Let's say I have 2 dataframes:
#DF1
1 2 3 4 5
0 A B C D E
1 D A B K J
2 B D A A A
3 C A B K J
and
#DF2
ID SUB_VALUE
0 B REPLACE_X
1 C REPLACE_Y
I want to update all the record values in column 1 (DF1), if that value is present in the ID column of DF2. The updated value should be the corresponding SUB_VALUE of DF2.
So the results should look like this:
1 2 3 4 5
0 A B C D E
1 D A B K J
2 REPLACE_X D A A A
3 REPLACE_y A B K J
(Because B and C from column 1 are present in the second df, and the corresponding sub_values are REPLACE_X AND REPLACE_Y.)
What I tried:
#creating datasets
keys = {"B": "REPLACE_X",
"C": "REPLACE_Y"}
helper_df = pd.DataFrame(keys.items(), columns=["ID", "SUB_VALUE"])
df_lst = [["A", "B", "C", "D", "E"],
["D", "A", "B", "K", "J"],
["B", "D", "A", "A", "A"],
["C", "A", "B", "K", "J"]]
df = pd.DataFrame(df_lst,
columns = ["1", "2", "3", "4", "5"])
#creating mask for filtering
m = (df["1"].isin(helper_df["ID"].tolist()))

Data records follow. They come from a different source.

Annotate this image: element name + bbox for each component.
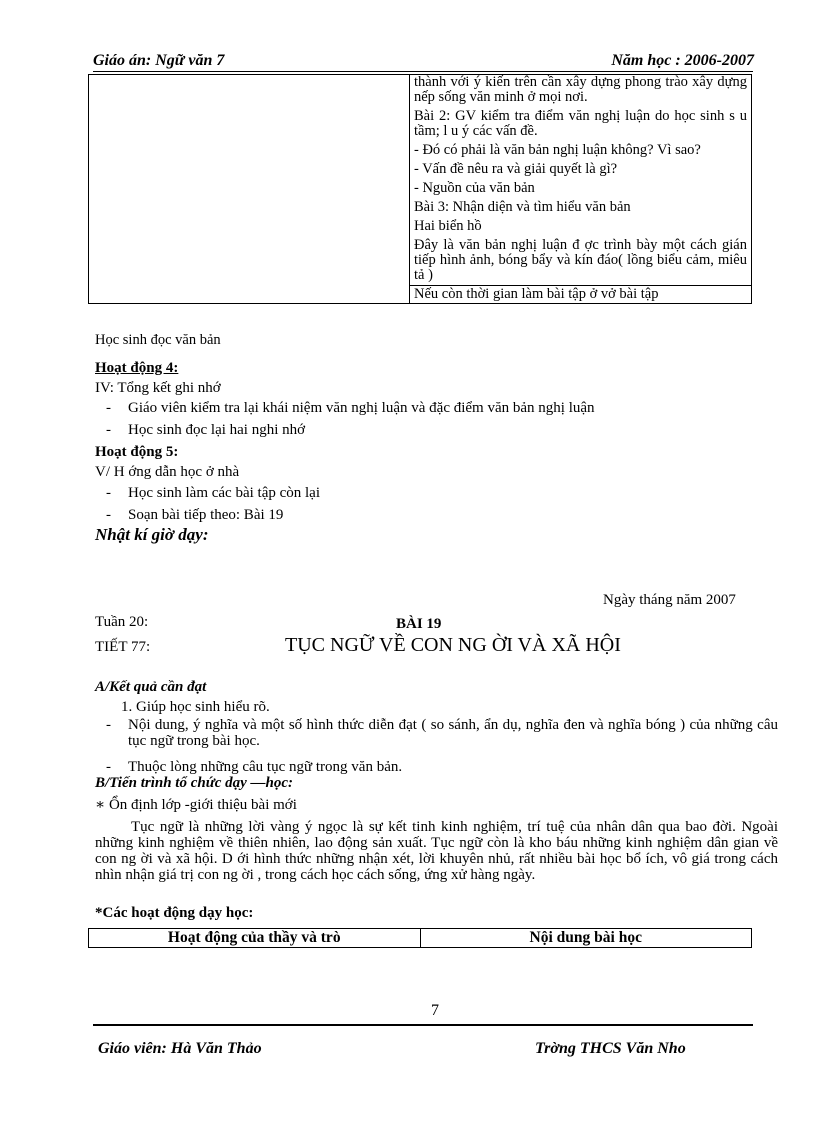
bullet-text: Học sinh làm các bài tập còn lại (128, 485, 321, 501)
stabilize-text: Ổn định lớp -giới thiệu bài mới (108, 797, 297, 813)
right-paragraph: Bài 3: Nhận diện và tìm hiểu văn bản (414, 199, 631, 215)
diary-title: Nhật kí giờ dạy: (95, 525, 209, 544)
bullet-text: Học sinh đọc lại hai nghi nhớ (128, 422, 306, 438)
bullet-dash: - (106, 759, 111, 775)
bullet-dash: - (106, 485, 111, 501)
footer-right: Trờng THCS Văn Nho (535, 1040, 686, 1057)
header-right: Năm học : 2006-2007 (611, 52, 754, 69)
lesson-number: BÀI 19 (396, 616, 442, 632)
bullet-dash: - (106, 422, 111, 438)
activities-title: *Các hoạt động dạy học: (95, 905, 254, 921)
stabilize-line (95, 795, 297, 815)
lesson-table-continued (88, 74, 752, 304)
asterisk-bullet: ∗ (95, 797, 106, 813)
right-paragraph: Hai biển hồ (414, 218, 482, 234)
table-left-text: Học sinh đọc văn bản (95, 332, 221, 348)
header-rule (93, 71, 753, 72)
table-right-last-cell (410, 286, 752, 304)
table-header-content: Nội dung bài học (420, 929, 752, 948)
bullet-text: Thuộc lòng những câu tục ngữ trong văn bản. (128, 759, 403, 775)
right-last-text: Nếu còn thời gian làm bài tập ở vở bài tập (414, 286, 659, 302)
activity4-title: Hoạt động 4: (95, 360, 179, 376)
date-line: Ngày tháng năm 2007 (603, 592, 736, 608)
lesson-title: TỤC NGỮ VỀ CON NG ỜI VÀ XÃ HỘI (285, 634, 621, 656)
activities-table (88, 928, 752, 948)
bullet-dash: - (106, 717, 111, 733)
lesson-label: TIẾT 77: (95, 639, 151, 655)
table-left-cell (89, 75, 410, 304)
bullet-text: Soạn bài tiếp theo: Bài 19 (128, 507, 284, 523)
week-label: Tuần 20: (95, 614, 149, 630)
activity5-heading: V/ H ớng dẫn học ở nhà (95, 464, 240, 480)
bullet-dash: - (106, 507, 111, 523)
page-number: 7 (431, 1002, 439, 1019)
intro-paragraph: Tục ngữ là những lời vàng ý ngọc là sự kết tinh kinh nghiệm, trí tuệ của nhân dân qua bao đời. Ngoài những kinh nghiệm về thiên nhiên, lao động sản xuất. Tục ngữ còn là kho báu những kinh nghiệm dân gian về con ng ời và xã hội. D ới hình thức những nhận xét, lời khuyên nhủ, rất nhiều bài học bổ ích, vô giá trong cách nhìn nhận giá trị con ng ời , trong cách học cách sống, ứng xử hàng ngày. (95, 819, 778, 883)
right-paragraph: - Vấn đề nêu ra và giải quyết là gì? (414, 161, 618, 177)
section-a-bullet (106, 717, 778, 749)
section-a-title: A/Kết quả cần đạt (95, 679, 207, 695)
footer-rule (93, 1024, 753, 1026)
table-right-cell (410, 75, 752, 286)
section-a-item: 1. Giúp học sinh hiểu rõ. (121, 699, 270, 715)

df.loc[m, "1"] = #and here is where I have no idea how to find the corresponding value
CodePudding user response:
using mask, to update only if the value is present in the helper_df
df['1'] = df['1'].mask(
(df['1'].map(helper_df.set_index(['ID'])['SUB_VALUE'])).notna(),
(df['1'].map(helper_df.set_index(['ID'])['SUB_VALUE']))
)
df
1 2 3 4 5
0 A B C D E
1 D A B K J
2 REPLACE_X D A A A
3 REPLACE_Y A B K J
CodePudding user response:
If you have a dataframe the following line should make the job
df["1"] = df["1"].replace(helper_df.set_index('ID').to_dict()["SUB_VALUE"])
output
1 2 3 4 5
0 A B C D E
1 D A B K J
2 REPLACE_X D A A A
3 REPLACE_Y A B K J
if you have your values already in a dcitionary you can directly do
keys = {"B": "REPLACE_X",
"C": "REPLACE_Y"}
df["1"] = df["1"].replace(keys)